Wind River Indian Reservation in Central Wyoming was one reservation where violence was considered endemic. In 2009 it was chosen as one of four reservations for President Barack Obama’s High-Priority Performance Goal (HPPG), in which resources were pumped into the four reservations to hire more law enforcement personnel in an effort to reduce crime. Before the surge, as the initiative came to be known, six cops patrolled Wind River. Now, there are 25.

The Department of Justice reported that on Wind River crime actually went up 7 perrcent during HPPG. But Assistant U.S. Attorney in the District of Wyoming, Kerry Jacobson, says that’s due to better reporting. Jacobson says her office considers the surge “extremely successful, in the sense that the cases that have been referred to us were of lower level, meaning people weren't hurt as bad or we had fewer people being killed and our theory was that because there were so many officers they were jumping on situations and were able to stop crime almost before it occurred.” Tribal prosecutors’ case loads increased; there were more misdemeanors, but fewer felonies.

Jacobson also says that for the first time in many years her office is looking into non-violent crimes. “Property crimes were going uninvestigated, or at least under-investigated, because we had too many violent crimes, we couldn't bother, we couldn't take the time to prosecute property crimes,” said Jacobson. “The same goes for fraud, embezzlement. In my first 9 years here, we rarely found the time or had the resources to reach a fraud or an embezzlement case because we had too much violent crime.”
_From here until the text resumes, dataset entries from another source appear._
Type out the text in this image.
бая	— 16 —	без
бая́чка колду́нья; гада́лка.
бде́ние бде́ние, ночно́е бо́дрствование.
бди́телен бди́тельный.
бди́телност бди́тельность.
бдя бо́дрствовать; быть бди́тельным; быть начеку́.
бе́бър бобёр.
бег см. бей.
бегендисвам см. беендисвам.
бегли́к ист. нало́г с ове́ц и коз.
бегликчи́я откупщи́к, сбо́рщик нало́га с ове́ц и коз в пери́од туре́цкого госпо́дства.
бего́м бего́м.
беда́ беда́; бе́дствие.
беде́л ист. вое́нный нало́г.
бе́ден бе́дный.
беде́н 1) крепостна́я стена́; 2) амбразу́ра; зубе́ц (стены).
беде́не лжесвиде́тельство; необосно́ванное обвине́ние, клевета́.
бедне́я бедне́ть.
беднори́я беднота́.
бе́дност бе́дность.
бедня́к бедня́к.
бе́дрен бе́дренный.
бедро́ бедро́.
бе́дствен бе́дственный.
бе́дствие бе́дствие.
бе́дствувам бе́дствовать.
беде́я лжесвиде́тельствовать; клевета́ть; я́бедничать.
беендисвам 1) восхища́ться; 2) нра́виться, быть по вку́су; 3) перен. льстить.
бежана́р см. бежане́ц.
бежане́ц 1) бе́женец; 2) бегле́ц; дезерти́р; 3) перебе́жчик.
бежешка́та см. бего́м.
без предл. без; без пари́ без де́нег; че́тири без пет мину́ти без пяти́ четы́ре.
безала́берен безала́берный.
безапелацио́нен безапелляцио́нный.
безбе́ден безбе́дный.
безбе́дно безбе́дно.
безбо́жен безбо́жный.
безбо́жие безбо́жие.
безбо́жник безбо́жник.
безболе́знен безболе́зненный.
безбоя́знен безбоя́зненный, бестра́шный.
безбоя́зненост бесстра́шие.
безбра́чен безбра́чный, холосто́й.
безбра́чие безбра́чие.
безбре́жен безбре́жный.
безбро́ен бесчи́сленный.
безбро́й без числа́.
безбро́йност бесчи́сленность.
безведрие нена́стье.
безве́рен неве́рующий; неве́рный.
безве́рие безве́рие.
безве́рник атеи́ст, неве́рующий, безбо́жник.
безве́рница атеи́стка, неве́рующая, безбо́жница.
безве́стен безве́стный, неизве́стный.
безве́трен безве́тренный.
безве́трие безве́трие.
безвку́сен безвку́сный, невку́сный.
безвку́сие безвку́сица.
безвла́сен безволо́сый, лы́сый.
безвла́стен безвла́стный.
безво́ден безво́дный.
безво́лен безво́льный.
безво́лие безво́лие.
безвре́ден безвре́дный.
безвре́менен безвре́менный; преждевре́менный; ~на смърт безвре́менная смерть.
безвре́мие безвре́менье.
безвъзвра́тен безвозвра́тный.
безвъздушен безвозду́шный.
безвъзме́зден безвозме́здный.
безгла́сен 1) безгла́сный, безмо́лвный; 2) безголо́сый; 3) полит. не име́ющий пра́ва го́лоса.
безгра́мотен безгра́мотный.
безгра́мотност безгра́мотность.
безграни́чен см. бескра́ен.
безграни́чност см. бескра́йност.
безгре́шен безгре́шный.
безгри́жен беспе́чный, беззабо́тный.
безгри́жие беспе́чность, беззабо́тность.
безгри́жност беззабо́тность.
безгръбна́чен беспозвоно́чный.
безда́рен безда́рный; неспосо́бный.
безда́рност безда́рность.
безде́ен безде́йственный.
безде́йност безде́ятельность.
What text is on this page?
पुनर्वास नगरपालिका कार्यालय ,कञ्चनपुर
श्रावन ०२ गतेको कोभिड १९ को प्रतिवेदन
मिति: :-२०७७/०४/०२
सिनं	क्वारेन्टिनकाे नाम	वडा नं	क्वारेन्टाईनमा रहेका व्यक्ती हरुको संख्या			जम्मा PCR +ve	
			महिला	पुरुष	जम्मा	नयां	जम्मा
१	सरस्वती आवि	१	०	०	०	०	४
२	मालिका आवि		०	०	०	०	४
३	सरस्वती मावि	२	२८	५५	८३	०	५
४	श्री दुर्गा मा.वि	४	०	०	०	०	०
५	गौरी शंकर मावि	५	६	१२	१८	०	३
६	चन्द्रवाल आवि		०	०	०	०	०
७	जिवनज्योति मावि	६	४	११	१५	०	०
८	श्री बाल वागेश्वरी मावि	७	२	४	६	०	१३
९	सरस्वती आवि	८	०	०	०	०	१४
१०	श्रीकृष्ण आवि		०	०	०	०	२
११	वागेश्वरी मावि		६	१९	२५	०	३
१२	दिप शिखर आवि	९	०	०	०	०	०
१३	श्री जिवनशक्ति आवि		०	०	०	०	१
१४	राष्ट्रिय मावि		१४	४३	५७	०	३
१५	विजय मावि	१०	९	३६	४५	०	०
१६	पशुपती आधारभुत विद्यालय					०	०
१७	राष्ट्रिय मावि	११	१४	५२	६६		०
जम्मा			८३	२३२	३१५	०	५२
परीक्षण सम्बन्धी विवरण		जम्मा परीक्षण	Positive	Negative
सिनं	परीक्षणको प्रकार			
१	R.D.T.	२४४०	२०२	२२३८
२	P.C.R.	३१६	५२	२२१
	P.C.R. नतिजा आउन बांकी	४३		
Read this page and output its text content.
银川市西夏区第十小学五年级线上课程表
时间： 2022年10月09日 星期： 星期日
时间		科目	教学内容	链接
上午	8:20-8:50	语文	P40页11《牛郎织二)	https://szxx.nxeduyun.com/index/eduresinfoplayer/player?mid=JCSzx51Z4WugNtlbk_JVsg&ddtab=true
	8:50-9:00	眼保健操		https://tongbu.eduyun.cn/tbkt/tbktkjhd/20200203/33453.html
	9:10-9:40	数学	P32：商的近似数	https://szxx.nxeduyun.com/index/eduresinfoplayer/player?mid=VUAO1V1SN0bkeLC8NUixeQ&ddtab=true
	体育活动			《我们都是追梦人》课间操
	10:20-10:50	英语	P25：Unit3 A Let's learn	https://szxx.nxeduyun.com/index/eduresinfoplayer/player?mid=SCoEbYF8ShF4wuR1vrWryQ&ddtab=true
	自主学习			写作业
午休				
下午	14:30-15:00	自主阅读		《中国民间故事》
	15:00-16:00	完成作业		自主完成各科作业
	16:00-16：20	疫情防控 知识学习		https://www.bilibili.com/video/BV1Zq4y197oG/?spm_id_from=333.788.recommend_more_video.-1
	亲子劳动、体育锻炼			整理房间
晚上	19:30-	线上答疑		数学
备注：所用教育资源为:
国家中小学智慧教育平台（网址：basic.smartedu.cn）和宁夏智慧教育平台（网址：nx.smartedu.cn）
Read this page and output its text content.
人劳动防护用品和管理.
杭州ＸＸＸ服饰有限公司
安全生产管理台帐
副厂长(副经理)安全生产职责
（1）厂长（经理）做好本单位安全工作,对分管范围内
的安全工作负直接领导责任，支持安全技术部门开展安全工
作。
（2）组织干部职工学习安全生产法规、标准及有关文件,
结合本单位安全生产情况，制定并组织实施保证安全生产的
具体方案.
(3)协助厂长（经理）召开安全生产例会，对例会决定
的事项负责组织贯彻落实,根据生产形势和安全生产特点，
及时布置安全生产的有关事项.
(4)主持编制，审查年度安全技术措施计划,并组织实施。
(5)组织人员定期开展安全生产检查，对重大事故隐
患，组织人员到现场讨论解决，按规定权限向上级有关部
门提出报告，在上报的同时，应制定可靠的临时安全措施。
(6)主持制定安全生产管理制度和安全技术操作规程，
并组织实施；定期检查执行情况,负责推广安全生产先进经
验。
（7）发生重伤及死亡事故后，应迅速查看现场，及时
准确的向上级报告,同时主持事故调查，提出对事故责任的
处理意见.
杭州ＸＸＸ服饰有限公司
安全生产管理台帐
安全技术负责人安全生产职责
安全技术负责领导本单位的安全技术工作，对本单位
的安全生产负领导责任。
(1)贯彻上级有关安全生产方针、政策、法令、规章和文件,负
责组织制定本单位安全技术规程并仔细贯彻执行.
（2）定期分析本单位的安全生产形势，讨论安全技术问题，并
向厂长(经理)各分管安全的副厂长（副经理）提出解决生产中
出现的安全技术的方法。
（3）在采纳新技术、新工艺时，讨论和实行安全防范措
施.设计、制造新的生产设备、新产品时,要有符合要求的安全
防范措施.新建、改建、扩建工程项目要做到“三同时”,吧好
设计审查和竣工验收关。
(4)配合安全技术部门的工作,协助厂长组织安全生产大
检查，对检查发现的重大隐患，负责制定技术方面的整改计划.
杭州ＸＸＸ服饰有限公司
According to the report, there were 334 federally and state-recognized American Indian reservations in 2010. Some of them – notably, those in Arizona, South Dakota, and New Mexico – share Wind River’s crime issues. The report is the culmination of the Bureau of Justice Statistics-funded Recovery Act: Tribal Crime Data Collection, Analysis, and Estimation Project, which sought to improve crime reporting from reservations and increase the number of tribes eligible for funds that could be applied to law enforcement programs. In 2010, 144 tribal law enforcement agencies reported their data; up from 12 in 2008. During the same period, Bureau of Justice Assistance grants to tribes increased almost five-fold. However, these grants were significantly smaller than the HPPG funds which Jacobson says benefitted Wind River.